Wołomińska prokuratura 3 grudnia odmówiła wszczęcia śledztwa w sprawie zamieszczania przez Google Polska reklamy słowackiej kliniki aborcyjnej, która oferuje usunięcie ciąży za 370 euro – ustaliła „Rz".
Klinika promuje przeprowadzane aborcje jako: „szybki, nieskomplikowany i dyskretny zabieg. Wszystko, co musi zrobić klientka, to uzgodnić z nami termin. Klientka przyjeżdża do kliniki rano (...). Nie musi przedstawiać żadnych dokumentów, pozwoleń lub wyników badań/testów – wszystkie badania zostaną wykonane w naszej klinice. Z reguły może opuścić klinikę już po południu" – czytamy na stronie internetowej.

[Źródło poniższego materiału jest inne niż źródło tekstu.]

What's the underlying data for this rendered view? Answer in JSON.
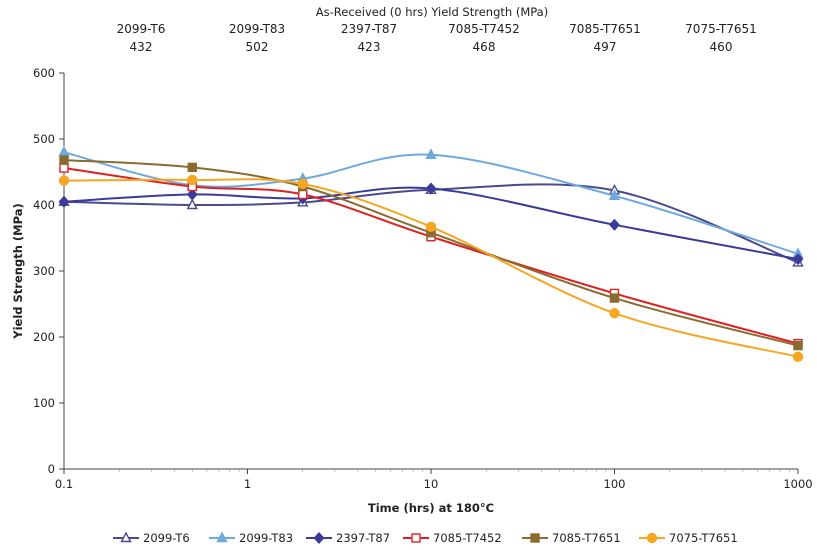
{
  "chart_data": {
    "type": "line",
    "header": {
      "title": "As-Received (0 hrs) Yield Strength (MPa)",
      "alloys": [
        "2099-T6",
        "2099-T83",
        "2397-T87",
        "7085-T7452",
        "7085-T7651",
        "7075-T7651"
      ],
      "values": [
        "432",
        "502",
        "423",
        "468",
        "497",
        "460"
      ]
    },
    "xlabel": "Time (hrs) at 180°C",
    "ylabel": "Yield Strength (MPa)",
    "xscale": "log",
    "xlim": [
      0.1,
      1000
    ],
    "ylim": [
      0,
      600
    ],
    "x_ticks": [
      "0.1",
      "1",
      "10",
      "100",
      "1000"
    ],
    "y_ticks": [
      "0",
      "100",
      "200",
      "300",
      "400",
      "500",
      "600"
    ],
    "grid": false,
    "legend_position": "bottom",
    "x": [
      0.1,
      0.5,
      2,
      10,
      100,
      1000
    ],
    "series": [
      {
        "name": "2099-T6",
        "color": "#4a4a8c",
        "marker": "triangle-open",
        "values": [
          405,
          400,
          404,
          423,
          422,
          313
        ]
      },
      {
        "name": "2099-T83",
        "color": "#6fa8dc",
        "marker": "triangle",
        "values": [
          480,
          430,
          440,
          476,
          414,
          326
        ]
      },
      {
        "name": "2397-T87",
        "color": "#3b3b9a",
        "marker": "diamond",
        "values": [
          405,
          416,
          410,
          425,
          370,
          318
        ]
      },
      {
        "name": "7085-T7452",
        "color": "#e02020",
        "marker": "square-open",
        "values": [
          456,
          428,
          416,
          352,
          266,
          190
        ]
      },
      {
        "name": "7085-T7651",
        "color": "#8b6a2f",
        "marker": "square",
        "values": [
          468,
          457,
          428,
          358,
          259,
          187
        ]
      },
      {
        "name": "7075-T7651",
        "color": "#f5a623",
        "marker": "circle",
        "values": [
          437,
          438,
          432,
          367,
          236,
          170
        ]
      }
    ]
  }
}
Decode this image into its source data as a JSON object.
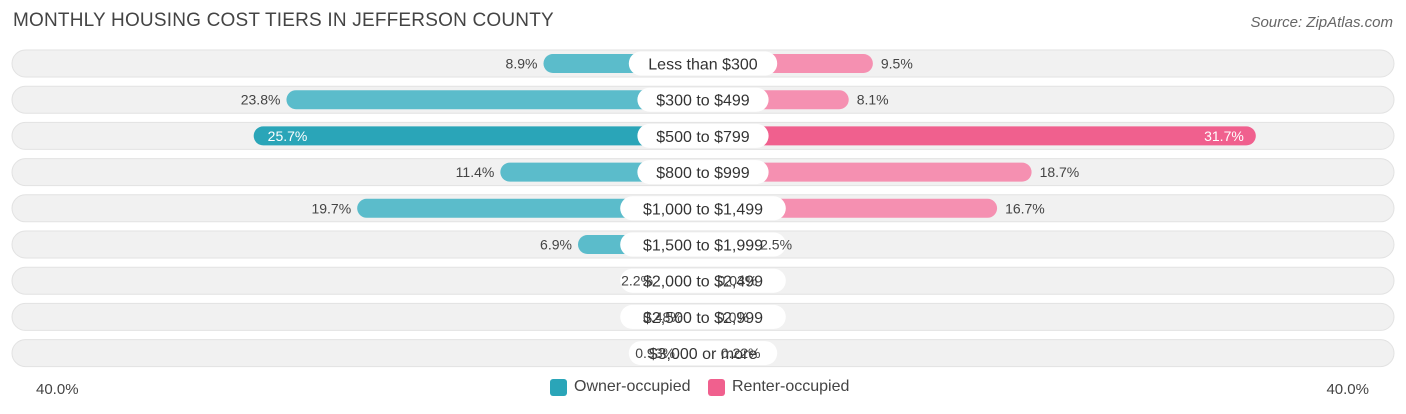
{
  "chart_data": {
    "type": "bar",
    "orientation": "horizontal-diverging",
    "title": "MONTHLY HOUSING COST TIERS IN JEFFERSON COUNTY",
    "source": "Source: ZipAtlas.com",
    "categories": [
      "Less than $300",
      "$300 to $499",
      "$500 to $799",
      "$800 to $999",
      "$1,000 to $1,499",
      "$1,500 to $1,999",
      "$2,000 to $2,499",
      "$2,500 to $2,999",
      "$3,000 or more"
    ],
    "series": [
      {
        "name": "Owner-occupied",
        "color": "#5bbccb",
        "highlight_color": "#2aa5b8",
        "values": [
          8.9,
          23.8,
          25.7,
          11.4,
          19.7,
          6.9,
          2.2,
          0.48,
          0.93
        ],
        "labels": [
          "8.9%",
          "23.8%",
          "25.7%",
          "11.4%",
          "19.7%",
          "6.9%",
          "2.2%",
          "0.48%",
          "0.93%"
        ]
      },
      {
        "name": "Renter-occupied",
        "color": "#f590b1",
        "highlight_color": "#f0608e",
        "values": [
          9.5,
          8.1,
          31.7,
          18.7,
          16.7,
          2.5,
          0.03,
          0.0,
          0.22
        ],
        "labels": [
          "9.5%",
          "8.1%",
          "31.7%",
          "18.7%",
          "16.7%",
          "2.5%",
          "0.03%",
          "0.0%",
          "0.22%"
        ]
      }
    ],
    "highlight_index": 2,
    "xlim": [
      -40,
      40
    ],
    "axis_left_label": "40.0%",
    "axis_right_label": "40.0%",
    "legend_position": "bottom-center"
  }
}
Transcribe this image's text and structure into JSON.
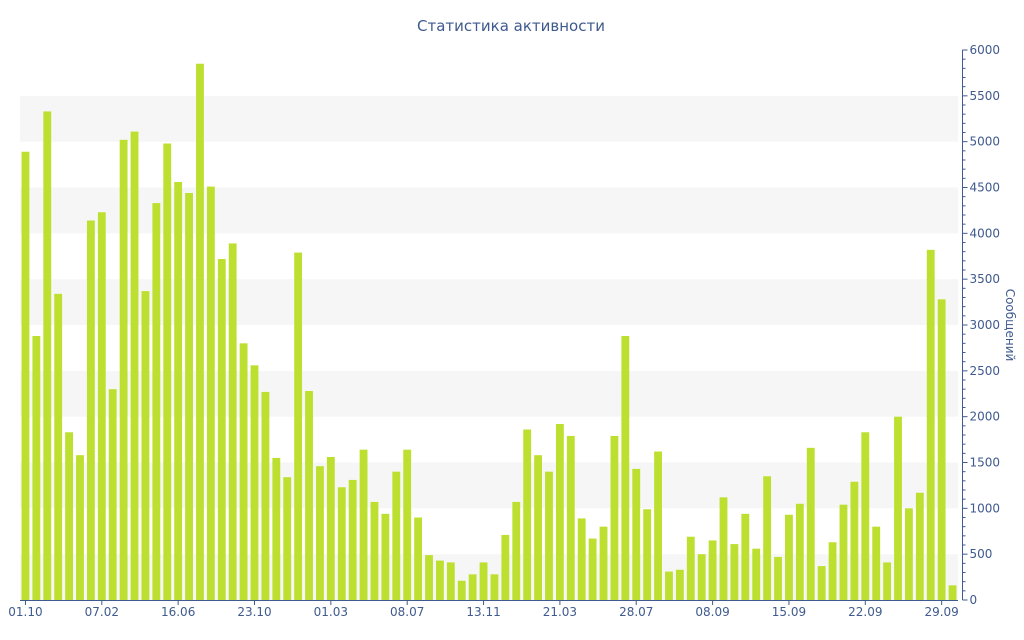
{
  "chart_data": {
    "type": "bar",
    "title": "Статистика активности",
    "xlabel": "",
    "ylabel": "Сообщений",
    "ylim": [
      0,
      6000
    ],
    "y_ticks": [
      0,
      500,
      1000,
      1500,
      2000,
      2500,
      3000,
      3500,
      4000,
      4500,
      5000,
      5500,
      6000
    ],
    "y_axis_side": "right",
    "grid": "alternating horizontal bands",
    "bar_color": "#bde030",
    "x_tick_labels": [
      {
        "index": 0,
        "label": "01.10"
      },
      {
        "index": 7,
        "label": "07.02"
      },
      {
        "index": 14,
        "label": "16.06"
      },
      {
        "index": 21,
        "label": "23.10"
      },
      {
        "index": 28,
        "label": "01.03"
      },
      {
        "index": 35,
        "label": "08.07"
      },
      {
        "index": 42,
        "label": "13.11"
      },
      {
        "index": 49,
        "label": "21.03"
      },
      {
        "index": 56,
        "label": "28.07"
      },
      {
        "index": 63,
        "label": "08.09"
      },
      {
        "index": 70,
        "label": "15.09"
      },
      {
        "index": 77,
        "label": "22.09"
      },
      {
        "index": 84,
        "label": "29.09"
      }
    ],
    "values": [
      4890,
      2880,
      5330,
      3340,
      1830,
      1580,
      4140,
      4230,
      2300,
      5020,
      5110,
      3370,
      4330,
      4980,
      4560,
      4440,
      5850,
      4510,
      3720,
      3890,
      2800,
      2560,
      2270,
      1550,
      1340,
      3790,
      2280,
      1460,
      1560,
      1230,
      1310,
      1640,
      1070,
      940,
      1400,
      1640,
      900,
      490,
      430,
      410,
      210,
      280,
      410,
      280,
      710,
      1070,
      1860,
      1580,
      1400,
      1920,
      1790,
      890,
      670,
      800,
      1790,
      2880,
      1430,
      990,
      1620,
      310,
      330,
      690,
      500,
      650,
      1120,
      610,
      940,
      560,
      1350,
      470,
      930,
      1050,
      1660,
      370,
      630,
      1040,
      1290,
      1830,
      800,
      410,
      2000,
      1000,
      1170,
      3820,
      3280,
      160
    ]
  }
}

Doniesienie do prokuratury w sprawie zamieszczenia przez Google tego rodzaju ogłoszenia złożył 23 października – jako prywatna osoba – starosta wołomiński Piotr Uściński. – Ta sprawa mnie poruszyła, postanowiłem działać – mówi „Rz".
Uściński podkreślił w zawiadomieniu, że tego rodzaju praktyka rodzi podejrzenia „popełnienia przestępstwa przeciwko życiu nienarodzonego dziecka i zdrowiu ciężarnej kobiety". Domagał się wszczęcia postępowania przeciwko Google Polska, bo „nielegalna reklama kliniki, która widnieje na stornie Google, nie jest wynikiem poszukiwania treści w internecie, ale dodatkową reklamą, za którą firma Google otrzymała wynagrodzenie".
Jak sprawdziliśmy – tak jest w rzeczywistości. Podczas przygotowywania materiału wpisaliśmy w wyszukiwarkę to samo hasło, które wprowadził Uściński, tj. „aborcja po urodzeniu". Na dole pierwszej strony wyszukiwania jeszcze w poniedziałek pokazało się nam okienko: „Reklamy związane z: aborcja po urodzeniu", gdzie na pierwszym miejscu było hasło „niechciana ciąża" i odnośnik do słowackiej kliniki.